Anyway, I waited a whole week to get paid for a dinky Fourth of July work/operation thing I did with my absolutely emotionally unstable friend Roy. I was camped out for six days on the side of the road in the next county, with the express promise that I would have 500 smackers in my hand by the end of the week. Instead all I got was acid bug bites, a tarantula bite on my leg, several stubbed, blackened toes, indigestion, nausea, a heightened case of claustrophobia, and a sore ear, mainly from listening to Roy’s personal dilemmas, namely those dealing with his boyfriend, who was stable and dependable, but completely vulnerable to Roy’s emotionally charged outbursts of psychoboyfriendism. His name is Zeke, and he works as an event planner in the next town over. This all boiled over about the night before the Fourth in which Nature Herself decided to celebrate appropriately by sending us a brilliant display of violent lightning, the which almost hit where we were camped out; after it rained the bugs came in and began to pester us. I now know what St. Antony must have felt like being besieged by Satan, as de Voragine tells us. Roy had a huge fight with Zeke, leaving me to fend for myself, Zeke’s car ended up getting a broken window on account of Roy, and the rest of the night I stayed up on my bare feet counting boxes and trying not to get bitten again.

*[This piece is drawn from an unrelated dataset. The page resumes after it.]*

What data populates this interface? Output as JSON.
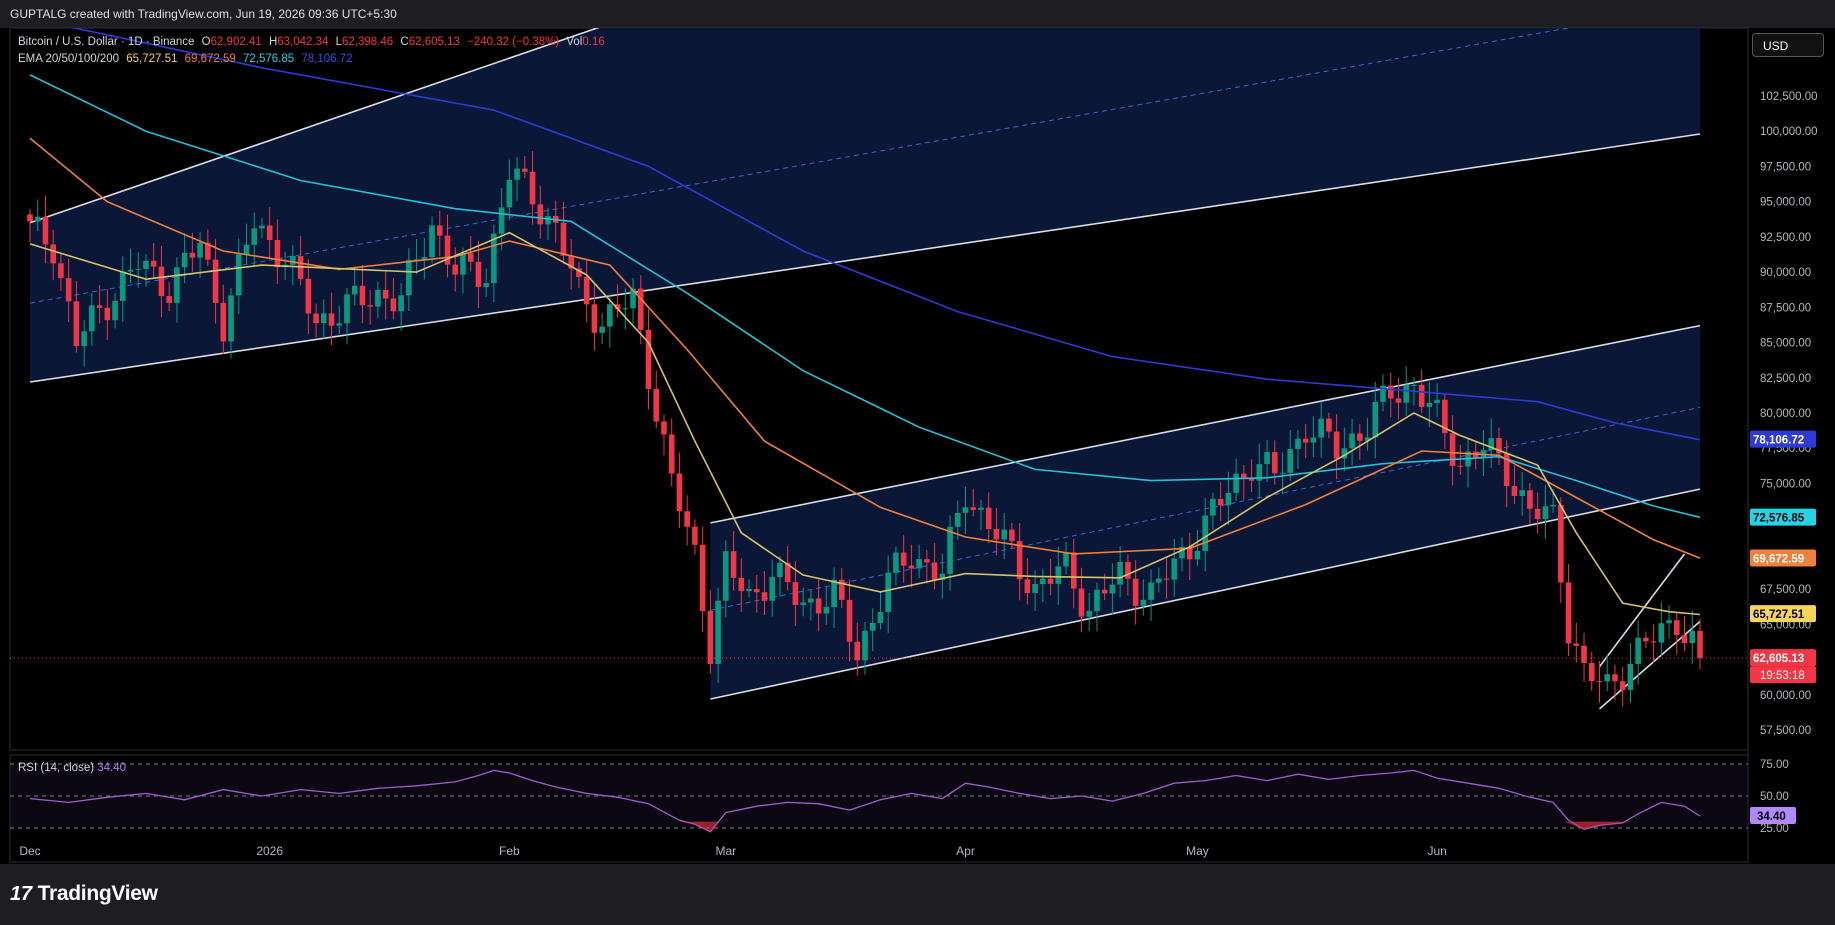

In the end out of the promised 1500 dollars, I ended up getting a measly 181.24, part of which went into bills and the like, and part into lunch with my very understanding aunt, who consoled me as I got the check. All that hard work for nothing! All that missed gym time! All that dirty underwear and unwashed armpits! All the missed episodes of Dr. Phil! I felt robbed.

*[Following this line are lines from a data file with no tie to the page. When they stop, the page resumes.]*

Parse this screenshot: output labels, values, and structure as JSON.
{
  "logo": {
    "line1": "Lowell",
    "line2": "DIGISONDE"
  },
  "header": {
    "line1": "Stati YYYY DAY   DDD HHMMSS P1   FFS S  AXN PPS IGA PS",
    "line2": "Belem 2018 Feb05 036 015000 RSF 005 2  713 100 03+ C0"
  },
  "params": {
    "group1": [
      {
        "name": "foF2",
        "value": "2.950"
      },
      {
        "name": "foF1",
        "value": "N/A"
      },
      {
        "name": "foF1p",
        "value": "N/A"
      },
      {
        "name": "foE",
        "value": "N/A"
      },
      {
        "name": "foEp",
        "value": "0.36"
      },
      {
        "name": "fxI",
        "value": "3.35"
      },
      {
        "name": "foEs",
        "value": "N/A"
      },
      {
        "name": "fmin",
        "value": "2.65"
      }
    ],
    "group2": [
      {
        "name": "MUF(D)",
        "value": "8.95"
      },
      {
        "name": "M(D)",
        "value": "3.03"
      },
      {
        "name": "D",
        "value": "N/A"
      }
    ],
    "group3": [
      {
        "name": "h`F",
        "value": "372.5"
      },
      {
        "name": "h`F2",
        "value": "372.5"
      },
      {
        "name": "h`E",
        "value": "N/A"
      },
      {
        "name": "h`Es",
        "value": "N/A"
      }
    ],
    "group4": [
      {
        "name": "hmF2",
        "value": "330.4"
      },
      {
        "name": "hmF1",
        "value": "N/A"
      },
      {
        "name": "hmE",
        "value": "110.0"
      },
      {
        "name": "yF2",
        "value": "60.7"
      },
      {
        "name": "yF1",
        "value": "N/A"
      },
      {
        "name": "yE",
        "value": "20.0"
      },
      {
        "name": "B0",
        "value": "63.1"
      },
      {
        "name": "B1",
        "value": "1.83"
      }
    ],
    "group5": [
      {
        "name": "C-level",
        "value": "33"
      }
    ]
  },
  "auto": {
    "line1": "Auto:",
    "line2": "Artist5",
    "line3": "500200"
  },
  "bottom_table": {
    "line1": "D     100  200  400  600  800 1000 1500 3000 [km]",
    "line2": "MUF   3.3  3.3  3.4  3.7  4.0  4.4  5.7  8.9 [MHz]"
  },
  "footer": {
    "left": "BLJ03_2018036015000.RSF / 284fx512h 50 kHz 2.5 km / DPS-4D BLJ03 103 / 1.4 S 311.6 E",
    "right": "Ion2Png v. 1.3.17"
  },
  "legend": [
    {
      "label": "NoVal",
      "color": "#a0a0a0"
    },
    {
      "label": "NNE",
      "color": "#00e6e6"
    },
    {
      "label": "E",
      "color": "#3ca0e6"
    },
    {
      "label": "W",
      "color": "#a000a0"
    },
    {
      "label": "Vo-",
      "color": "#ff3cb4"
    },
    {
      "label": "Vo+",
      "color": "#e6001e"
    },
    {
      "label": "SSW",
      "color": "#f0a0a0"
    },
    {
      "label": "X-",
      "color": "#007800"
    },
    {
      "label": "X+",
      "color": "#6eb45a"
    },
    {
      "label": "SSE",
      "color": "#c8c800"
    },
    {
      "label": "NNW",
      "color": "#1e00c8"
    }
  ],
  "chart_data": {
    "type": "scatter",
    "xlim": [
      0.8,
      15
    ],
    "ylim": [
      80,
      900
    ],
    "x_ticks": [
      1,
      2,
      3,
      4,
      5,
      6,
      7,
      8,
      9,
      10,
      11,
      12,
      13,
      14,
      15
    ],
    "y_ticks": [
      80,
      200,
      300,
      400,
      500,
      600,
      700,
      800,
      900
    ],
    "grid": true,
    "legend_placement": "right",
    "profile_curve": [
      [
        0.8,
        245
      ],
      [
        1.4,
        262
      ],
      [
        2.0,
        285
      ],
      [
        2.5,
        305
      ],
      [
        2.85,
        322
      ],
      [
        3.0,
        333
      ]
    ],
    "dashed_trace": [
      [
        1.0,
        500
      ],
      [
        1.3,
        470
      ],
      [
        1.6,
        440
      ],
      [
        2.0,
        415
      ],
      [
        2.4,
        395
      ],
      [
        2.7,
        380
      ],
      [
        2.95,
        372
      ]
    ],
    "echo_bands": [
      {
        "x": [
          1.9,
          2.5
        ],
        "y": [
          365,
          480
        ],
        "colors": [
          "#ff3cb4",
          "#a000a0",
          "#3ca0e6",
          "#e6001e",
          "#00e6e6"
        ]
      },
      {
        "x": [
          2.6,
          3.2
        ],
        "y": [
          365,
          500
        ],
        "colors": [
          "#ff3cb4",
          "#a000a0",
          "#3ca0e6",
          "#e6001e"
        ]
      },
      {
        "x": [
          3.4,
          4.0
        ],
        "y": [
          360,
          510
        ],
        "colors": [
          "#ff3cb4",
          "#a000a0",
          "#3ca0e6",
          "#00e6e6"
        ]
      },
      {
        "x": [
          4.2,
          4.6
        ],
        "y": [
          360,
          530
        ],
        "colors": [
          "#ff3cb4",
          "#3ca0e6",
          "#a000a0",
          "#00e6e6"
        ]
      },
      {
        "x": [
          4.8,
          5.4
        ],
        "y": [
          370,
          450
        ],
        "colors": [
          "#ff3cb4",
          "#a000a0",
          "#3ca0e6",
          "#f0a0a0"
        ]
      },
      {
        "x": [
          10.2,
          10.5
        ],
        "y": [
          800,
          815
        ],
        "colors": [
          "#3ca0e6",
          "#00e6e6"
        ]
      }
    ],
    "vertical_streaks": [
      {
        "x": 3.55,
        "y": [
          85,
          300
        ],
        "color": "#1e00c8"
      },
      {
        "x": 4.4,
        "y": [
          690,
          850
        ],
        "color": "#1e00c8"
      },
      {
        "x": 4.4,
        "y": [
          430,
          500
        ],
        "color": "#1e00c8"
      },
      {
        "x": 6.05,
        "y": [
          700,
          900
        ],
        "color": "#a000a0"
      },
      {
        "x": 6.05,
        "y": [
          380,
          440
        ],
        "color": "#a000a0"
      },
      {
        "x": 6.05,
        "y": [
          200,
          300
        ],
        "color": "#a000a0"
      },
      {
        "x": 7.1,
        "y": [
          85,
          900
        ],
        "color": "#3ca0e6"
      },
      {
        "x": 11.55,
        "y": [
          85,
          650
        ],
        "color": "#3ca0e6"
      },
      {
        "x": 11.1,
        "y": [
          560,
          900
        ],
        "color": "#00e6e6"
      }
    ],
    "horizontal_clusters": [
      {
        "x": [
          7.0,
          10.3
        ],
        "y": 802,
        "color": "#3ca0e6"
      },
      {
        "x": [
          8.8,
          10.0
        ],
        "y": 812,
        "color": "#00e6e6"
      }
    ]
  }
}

So obviously a couple of weeks have passed since then, I’ve been making ends meet somehow, but boy, do I have some debts! I was thinking about school, but I missed deadlines. I was planning to make a break towards California, but the money was held up in the paycheck, and I couldn’t exactly sue Roy, since he himself had sold short much of the merchandise, which he gouged prices towards. My thoughts are that either he sold short into deficit of the actual retail price, or we didn’t obviously sell enough. We had several days full of rain, the very start of the summer rainy season down here, and I believe ’twill last ’till September, and the time of the Equinox.

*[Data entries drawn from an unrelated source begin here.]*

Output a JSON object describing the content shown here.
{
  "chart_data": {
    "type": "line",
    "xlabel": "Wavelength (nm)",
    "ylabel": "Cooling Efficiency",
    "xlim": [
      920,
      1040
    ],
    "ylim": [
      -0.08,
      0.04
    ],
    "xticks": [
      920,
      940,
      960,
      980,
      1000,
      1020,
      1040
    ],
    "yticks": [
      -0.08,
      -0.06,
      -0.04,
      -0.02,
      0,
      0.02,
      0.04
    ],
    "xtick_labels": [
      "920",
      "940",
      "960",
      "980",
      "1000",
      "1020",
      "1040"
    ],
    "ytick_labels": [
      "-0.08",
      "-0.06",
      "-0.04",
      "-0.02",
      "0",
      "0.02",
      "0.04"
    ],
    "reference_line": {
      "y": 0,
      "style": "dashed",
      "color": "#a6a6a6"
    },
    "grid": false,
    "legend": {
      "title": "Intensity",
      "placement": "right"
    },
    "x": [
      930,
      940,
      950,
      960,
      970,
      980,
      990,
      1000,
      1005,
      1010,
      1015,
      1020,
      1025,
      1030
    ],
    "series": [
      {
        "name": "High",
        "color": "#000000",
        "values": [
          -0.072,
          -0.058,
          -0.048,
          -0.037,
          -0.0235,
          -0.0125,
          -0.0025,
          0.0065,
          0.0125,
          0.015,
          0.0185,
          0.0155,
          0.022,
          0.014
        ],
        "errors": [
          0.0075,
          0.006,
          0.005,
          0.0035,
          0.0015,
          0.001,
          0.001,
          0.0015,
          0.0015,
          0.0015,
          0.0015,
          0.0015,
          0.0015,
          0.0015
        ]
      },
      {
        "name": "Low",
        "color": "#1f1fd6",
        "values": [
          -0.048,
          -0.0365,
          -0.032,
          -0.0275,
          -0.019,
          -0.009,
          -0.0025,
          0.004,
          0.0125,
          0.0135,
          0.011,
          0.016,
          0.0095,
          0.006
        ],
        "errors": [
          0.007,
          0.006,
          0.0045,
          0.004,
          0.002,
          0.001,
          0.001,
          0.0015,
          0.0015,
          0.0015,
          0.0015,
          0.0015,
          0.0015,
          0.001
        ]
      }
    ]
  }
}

Talking to my pastor friend Kevin, who wishes to give me business opportunities, I feel now that God is telling me to save myself. I don’t know how I will proceed doing so, but I think I’m on the right track now. All I have to do is make it known to the individuals who placed me here in this position in the first place is what I feel I am prepared to do. I wouldn’t mind handouts, too. I feel that because of my absolutely dismal social/family life, I have to escape back to school, when all I’ve got is what I know now. Kevin says I’ve worked on two things in my life: my intellect and my structure, so now I have to work on my common sense. I feel no one can help me sometimes; I wish more would obviously understand.
My birthday came on the 24th, and two friends, my friend Peter and my friend Rick, remembered. No one called. My mother and my brother, as well as my other siblings and father, remembered also, but aside from that no one called to wish me a happy birthday, nor was there a cake (save for a last minute reprieve), nor were there any presents. I spent that night in tears, thinking everyone had forgotten about it. I feel and wonder as if I have transgressed against God and am now paying for it. The most simple and beautiful things for me are the most meaningful, and my little cake and bag of gummi fruit slices seemed to correspond to that. I’ve been depressed since then; I think I’ll be OK, but I’m not sure where my future is headed to.